Refaire confiance à la raison scientifique

Le refus de capitaliser sur les progrès technologiques, dans le contexte actuel, apparaît comme un choix peu pertinent, aux conséquences potentiellement délétères. Pour les rendements d’abord. Le changement climatique contribue à la migration des ravageurs de culture, des maladies et fait émerger de nouvelles menaces pour les agriculteurs. Par exemple, le doryphore, nuisible pour la pomme de terre, s’est d’ores et déjà implanté en Norvège et en Finlande, où le froid aurait pu les tuer.
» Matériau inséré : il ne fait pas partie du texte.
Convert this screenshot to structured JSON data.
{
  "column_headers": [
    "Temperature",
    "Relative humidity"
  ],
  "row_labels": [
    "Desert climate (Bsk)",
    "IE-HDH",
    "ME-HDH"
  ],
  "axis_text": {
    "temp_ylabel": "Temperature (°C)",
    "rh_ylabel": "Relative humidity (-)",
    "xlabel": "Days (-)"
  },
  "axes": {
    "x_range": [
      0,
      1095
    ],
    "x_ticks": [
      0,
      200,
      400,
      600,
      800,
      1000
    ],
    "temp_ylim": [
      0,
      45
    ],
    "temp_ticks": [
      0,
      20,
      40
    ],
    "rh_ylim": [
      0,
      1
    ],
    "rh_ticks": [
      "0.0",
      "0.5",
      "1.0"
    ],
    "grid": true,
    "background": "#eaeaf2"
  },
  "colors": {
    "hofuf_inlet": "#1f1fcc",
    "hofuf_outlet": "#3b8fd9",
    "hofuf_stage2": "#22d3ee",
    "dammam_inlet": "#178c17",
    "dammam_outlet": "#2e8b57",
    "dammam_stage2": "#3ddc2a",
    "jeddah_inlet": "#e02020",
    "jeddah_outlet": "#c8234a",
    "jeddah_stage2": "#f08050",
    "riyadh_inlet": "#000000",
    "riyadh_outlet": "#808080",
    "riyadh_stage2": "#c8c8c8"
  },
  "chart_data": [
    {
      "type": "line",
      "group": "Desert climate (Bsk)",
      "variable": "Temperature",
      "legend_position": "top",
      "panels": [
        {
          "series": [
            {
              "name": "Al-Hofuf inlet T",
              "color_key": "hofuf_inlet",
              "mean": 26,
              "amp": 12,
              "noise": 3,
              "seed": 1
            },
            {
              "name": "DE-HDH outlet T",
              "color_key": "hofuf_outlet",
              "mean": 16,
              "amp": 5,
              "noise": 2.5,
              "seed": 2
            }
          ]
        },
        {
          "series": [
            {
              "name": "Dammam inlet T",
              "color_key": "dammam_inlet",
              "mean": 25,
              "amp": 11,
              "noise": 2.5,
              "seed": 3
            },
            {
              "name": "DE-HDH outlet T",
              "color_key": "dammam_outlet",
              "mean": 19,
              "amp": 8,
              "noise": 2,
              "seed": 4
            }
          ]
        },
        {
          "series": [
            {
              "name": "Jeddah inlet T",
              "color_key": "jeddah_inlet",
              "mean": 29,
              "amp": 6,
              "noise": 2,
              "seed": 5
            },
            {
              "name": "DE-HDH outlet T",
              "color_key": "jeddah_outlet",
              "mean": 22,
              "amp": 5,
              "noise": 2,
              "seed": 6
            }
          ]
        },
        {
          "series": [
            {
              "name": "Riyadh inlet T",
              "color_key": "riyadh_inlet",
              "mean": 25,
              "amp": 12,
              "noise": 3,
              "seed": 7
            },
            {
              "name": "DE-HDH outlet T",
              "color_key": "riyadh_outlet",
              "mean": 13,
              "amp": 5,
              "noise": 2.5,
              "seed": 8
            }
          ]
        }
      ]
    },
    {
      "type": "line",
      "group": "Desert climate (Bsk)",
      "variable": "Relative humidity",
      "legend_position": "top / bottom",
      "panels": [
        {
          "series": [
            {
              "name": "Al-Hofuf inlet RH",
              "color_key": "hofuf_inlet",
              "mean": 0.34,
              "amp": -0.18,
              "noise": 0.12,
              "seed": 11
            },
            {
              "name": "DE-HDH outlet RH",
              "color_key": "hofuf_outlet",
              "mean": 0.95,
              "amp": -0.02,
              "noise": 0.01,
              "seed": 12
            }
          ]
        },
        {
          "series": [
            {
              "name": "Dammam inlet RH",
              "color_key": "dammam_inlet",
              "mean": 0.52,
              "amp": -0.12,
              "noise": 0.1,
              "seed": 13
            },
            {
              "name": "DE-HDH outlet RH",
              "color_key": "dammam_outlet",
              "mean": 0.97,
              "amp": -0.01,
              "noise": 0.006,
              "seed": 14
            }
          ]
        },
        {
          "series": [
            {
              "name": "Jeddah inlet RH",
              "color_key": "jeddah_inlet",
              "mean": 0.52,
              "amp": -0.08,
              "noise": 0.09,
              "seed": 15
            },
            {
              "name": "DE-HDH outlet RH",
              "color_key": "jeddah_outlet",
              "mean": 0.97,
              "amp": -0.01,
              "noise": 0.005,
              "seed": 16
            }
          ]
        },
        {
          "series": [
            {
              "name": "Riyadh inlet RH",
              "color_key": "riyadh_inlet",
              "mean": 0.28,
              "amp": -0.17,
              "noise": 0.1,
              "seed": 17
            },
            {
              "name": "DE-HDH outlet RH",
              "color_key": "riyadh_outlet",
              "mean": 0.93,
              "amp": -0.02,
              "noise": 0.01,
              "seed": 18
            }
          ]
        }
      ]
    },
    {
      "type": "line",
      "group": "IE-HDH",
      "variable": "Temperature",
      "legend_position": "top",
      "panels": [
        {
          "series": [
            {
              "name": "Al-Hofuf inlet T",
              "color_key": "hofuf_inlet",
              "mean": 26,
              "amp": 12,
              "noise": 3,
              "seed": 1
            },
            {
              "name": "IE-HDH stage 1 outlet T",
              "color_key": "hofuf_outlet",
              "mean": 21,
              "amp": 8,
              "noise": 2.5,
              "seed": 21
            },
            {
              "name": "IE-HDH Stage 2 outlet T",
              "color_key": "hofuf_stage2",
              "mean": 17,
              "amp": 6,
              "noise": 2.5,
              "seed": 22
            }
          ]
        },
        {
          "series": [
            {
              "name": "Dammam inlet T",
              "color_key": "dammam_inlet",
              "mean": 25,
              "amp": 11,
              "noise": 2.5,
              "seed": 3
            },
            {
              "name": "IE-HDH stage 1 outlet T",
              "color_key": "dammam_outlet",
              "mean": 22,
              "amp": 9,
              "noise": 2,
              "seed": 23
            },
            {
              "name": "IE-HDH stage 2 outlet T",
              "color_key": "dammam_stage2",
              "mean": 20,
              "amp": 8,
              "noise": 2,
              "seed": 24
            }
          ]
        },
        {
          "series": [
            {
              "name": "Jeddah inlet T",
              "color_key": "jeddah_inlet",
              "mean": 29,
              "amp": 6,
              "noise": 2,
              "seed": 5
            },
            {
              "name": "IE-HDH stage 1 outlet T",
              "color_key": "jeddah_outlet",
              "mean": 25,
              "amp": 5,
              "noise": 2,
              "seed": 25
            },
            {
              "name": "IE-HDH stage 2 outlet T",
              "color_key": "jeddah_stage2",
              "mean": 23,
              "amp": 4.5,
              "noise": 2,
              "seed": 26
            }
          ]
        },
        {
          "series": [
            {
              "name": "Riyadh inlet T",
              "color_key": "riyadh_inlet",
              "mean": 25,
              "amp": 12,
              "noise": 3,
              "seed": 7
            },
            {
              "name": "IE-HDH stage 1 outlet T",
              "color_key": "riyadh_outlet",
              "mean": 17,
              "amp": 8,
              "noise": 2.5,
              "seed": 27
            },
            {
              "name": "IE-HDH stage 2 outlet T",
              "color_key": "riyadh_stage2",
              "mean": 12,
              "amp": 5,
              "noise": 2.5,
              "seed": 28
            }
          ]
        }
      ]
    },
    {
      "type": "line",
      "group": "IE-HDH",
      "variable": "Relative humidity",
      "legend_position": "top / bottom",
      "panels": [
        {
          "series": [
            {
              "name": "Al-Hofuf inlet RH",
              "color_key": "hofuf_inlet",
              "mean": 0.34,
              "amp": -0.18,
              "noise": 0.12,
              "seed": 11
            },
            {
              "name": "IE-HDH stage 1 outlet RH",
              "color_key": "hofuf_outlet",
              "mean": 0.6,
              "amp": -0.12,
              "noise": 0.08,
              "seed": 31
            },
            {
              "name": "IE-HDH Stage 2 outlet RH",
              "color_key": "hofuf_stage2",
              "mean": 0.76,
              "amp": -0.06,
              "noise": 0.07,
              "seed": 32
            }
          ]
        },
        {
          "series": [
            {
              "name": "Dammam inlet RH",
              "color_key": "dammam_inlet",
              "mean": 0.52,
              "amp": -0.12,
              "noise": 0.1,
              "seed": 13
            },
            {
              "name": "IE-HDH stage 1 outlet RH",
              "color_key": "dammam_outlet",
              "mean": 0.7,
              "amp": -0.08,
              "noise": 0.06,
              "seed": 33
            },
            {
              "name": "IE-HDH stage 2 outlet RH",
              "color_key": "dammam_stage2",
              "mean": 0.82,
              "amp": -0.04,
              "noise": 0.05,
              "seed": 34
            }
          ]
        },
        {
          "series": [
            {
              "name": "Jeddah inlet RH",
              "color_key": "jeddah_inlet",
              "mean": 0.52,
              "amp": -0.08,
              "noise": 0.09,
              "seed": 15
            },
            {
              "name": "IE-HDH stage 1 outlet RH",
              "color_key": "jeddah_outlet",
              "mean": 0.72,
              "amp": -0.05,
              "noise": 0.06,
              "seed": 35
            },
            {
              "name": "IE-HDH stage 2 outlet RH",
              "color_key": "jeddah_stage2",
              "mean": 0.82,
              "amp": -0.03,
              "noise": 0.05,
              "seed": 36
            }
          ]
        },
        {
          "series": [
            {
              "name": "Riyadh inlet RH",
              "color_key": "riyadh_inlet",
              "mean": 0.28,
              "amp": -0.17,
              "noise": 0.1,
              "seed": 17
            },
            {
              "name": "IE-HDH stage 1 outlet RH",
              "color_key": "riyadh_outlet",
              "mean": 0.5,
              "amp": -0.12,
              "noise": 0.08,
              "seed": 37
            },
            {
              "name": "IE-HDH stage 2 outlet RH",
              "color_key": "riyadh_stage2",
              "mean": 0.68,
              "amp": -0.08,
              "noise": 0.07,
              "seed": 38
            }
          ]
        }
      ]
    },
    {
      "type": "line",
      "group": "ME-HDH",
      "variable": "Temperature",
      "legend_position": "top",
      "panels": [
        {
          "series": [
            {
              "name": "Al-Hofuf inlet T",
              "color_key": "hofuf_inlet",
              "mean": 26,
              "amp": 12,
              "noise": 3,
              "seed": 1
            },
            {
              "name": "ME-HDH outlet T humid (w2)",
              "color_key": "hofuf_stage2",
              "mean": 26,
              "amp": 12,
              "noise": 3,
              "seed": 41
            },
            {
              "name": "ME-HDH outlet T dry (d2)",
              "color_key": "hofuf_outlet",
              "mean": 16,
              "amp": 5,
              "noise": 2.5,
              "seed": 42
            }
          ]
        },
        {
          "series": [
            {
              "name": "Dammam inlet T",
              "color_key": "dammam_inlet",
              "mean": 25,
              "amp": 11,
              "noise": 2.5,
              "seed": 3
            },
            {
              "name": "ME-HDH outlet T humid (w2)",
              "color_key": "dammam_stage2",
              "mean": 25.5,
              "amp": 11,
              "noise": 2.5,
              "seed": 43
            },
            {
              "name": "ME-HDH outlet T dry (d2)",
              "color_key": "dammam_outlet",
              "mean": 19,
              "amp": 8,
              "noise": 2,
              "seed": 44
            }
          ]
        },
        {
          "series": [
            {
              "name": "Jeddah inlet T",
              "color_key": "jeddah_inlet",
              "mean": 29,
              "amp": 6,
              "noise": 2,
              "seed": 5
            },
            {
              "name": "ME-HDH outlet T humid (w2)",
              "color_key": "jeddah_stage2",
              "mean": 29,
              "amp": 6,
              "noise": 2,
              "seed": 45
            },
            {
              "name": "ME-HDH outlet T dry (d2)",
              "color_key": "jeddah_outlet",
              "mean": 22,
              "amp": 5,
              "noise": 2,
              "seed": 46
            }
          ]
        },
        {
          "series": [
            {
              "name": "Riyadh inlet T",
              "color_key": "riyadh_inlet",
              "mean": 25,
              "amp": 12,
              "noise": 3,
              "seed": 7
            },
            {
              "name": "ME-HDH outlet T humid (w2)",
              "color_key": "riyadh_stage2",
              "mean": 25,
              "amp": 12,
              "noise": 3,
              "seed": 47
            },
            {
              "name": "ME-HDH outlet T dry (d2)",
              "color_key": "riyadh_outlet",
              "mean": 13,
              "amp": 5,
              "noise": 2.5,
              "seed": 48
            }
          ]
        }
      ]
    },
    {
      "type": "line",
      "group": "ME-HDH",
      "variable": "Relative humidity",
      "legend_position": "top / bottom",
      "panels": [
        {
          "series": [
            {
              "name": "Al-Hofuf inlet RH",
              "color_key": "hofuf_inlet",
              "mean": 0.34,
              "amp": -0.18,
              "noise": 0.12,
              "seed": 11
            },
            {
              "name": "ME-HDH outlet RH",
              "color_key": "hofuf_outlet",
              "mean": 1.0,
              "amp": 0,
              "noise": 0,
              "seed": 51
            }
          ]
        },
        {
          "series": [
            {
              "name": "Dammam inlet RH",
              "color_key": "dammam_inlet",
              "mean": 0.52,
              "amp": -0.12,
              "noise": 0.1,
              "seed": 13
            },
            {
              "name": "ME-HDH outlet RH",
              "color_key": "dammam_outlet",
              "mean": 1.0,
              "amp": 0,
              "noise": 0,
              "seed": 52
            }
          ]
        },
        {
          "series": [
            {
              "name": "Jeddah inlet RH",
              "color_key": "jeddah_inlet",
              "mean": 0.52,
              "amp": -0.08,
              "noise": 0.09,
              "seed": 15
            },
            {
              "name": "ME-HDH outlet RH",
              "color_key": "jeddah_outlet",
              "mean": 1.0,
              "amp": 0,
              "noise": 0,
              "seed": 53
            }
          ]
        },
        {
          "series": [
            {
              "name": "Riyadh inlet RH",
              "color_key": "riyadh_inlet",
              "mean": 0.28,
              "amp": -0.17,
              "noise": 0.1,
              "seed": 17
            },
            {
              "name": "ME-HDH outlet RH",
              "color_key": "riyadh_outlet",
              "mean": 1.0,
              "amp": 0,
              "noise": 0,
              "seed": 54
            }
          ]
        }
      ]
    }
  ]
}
Même avec des pesticides, un agriculteur peut perdre 40 % de sa récolte. Un taux qui peut grimper à 80 %, sans l’usage de pesticides.

Bien souvent, les argumentaires, portés par des dizaines d’ONG sur la prétendue dangerosité des pesticides pour l’environnement, relèvent en grande partie de la fraude scientifique. Une étude réalisée par l’Environmental Protection Agency américaine a ainsi révélé que 97 % des pesticides utilisés en Californie étaient moins toxiques que la caféine, consommée quotidienne et sans impact notable, à dose modérée, sur la santé humaine.

Plus que jamais, les agriculteurs doivent faire entendre leur voix pour remettre au goût du jour un usage encadré, strictement contrôlé et scientifiquement fondé des pesticides, des OGM et de tout ce qu’a apporté l’agriculture moderne. Pour continuer à faire mentir Malthus.